One of the delights of life is eating with friends; second to that is talking about eating. And, for an unsurpassed double whammy, there is talking about eating while you are eating with friends.
Laurie Colwin

Friday, April 20, 2007

Basmati Rice Pilaf

Adapted from the January-February 1997 issue of Cook's Illustrated Magazine

If you don't already subscribe to Cook's Illustrated Magazine or don't have the complete library, I highly recommend your subscribing to www.cooksillustrated.com.  All the back issues are available, and the site is very user-friendly; you won't be disappointed.

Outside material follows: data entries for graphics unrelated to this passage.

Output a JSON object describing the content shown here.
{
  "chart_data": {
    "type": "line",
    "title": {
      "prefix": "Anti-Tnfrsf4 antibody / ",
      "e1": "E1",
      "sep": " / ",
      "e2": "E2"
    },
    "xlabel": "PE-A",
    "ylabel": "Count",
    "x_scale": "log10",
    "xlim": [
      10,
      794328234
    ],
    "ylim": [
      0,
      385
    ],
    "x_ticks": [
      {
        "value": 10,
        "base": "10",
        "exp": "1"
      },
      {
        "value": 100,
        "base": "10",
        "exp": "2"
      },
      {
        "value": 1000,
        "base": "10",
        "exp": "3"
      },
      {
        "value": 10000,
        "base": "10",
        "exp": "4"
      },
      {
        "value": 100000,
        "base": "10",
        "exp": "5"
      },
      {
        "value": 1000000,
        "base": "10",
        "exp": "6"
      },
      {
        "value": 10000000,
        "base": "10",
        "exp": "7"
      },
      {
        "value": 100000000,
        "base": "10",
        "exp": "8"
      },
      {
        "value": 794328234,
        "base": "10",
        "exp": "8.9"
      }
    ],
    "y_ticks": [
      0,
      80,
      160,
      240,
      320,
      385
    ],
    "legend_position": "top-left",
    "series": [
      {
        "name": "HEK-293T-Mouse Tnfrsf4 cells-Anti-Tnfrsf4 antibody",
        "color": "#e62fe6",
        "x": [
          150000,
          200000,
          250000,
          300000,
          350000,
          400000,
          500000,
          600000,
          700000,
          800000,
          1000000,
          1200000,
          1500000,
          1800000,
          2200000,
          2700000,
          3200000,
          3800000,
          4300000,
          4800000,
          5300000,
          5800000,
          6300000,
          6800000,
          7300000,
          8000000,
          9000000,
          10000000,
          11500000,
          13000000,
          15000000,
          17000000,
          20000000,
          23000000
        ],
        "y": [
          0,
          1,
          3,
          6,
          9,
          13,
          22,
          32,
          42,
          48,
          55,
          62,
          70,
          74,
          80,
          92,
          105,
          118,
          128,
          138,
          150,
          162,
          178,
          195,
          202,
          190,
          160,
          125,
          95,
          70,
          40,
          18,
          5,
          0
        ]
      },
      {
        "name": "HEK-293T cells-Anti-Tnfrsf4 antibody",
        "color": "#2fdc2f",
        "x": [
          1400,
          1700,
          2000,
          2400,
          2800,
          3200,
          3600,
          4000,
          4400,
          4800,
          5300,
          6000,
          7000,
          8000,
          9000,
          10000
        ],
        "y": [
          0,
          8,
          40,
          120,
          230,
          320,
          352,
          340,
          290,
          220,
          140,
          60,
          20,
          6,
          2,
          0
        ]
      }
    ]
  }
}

This is a very fragrant rice dish, one you will make over and over once you try it. It goes with so many things so don't wait until you're making an Indian-style dinner to try it.




Basmati Rice Pilaf
Adapted from the January-February 1997 issue of Cook's Illustrated Magazine

Serves 4

1 tablespoon vegetable oil (I usually use grapeseed)
1 3-inch cinnamon stick, broken in two
2 whole green cardamom pods (alternatively use ⅛ teaspoon ground cardamom - I use ground very often)
¼ cup thinly sliced onion (finely chopped is also fine)
2 whole cloves
1 cup basmati rice (I only use basmati rice from India)
1 teaspoon salt
1½ cups of chicken broth (water also works well)
Small pat of butter (optional)

Heat the oil in a medium saucepan. Add whole spices and cook, stirring, for about one minute. (If using ground cardomom, don't add it at this point.)

Add the sliced or chopped onion and cook, stirring until it just starts to turn gold, but don't let it brown or caramelize.

Stir in the rice, and cook, stirring, for 1 minute.

Add 1½ cups chicken broth or water and salt; bring to boil. Reduce heat to low. (Add ground cardamom now if you are using it.) Stir once, cover tightly, and simmer until all the water or chicken broth has been absorbed.  This will take 15 to 17 minutes.  I generally proceed to the next step after 15 minutes without lifting the lid because it's been my personal experience that 15 minutes works well. But this might have some nuance involved - your pot, the level of your heat, etc. You will figure out what works for you after actually making the recipe.

Turn off the heat. Let stand, covered, for 10 minutes, then remove the lid, and fluff the rice with a fork. If you're going to add a pat of butter, now is the time, stirring it in with a fork.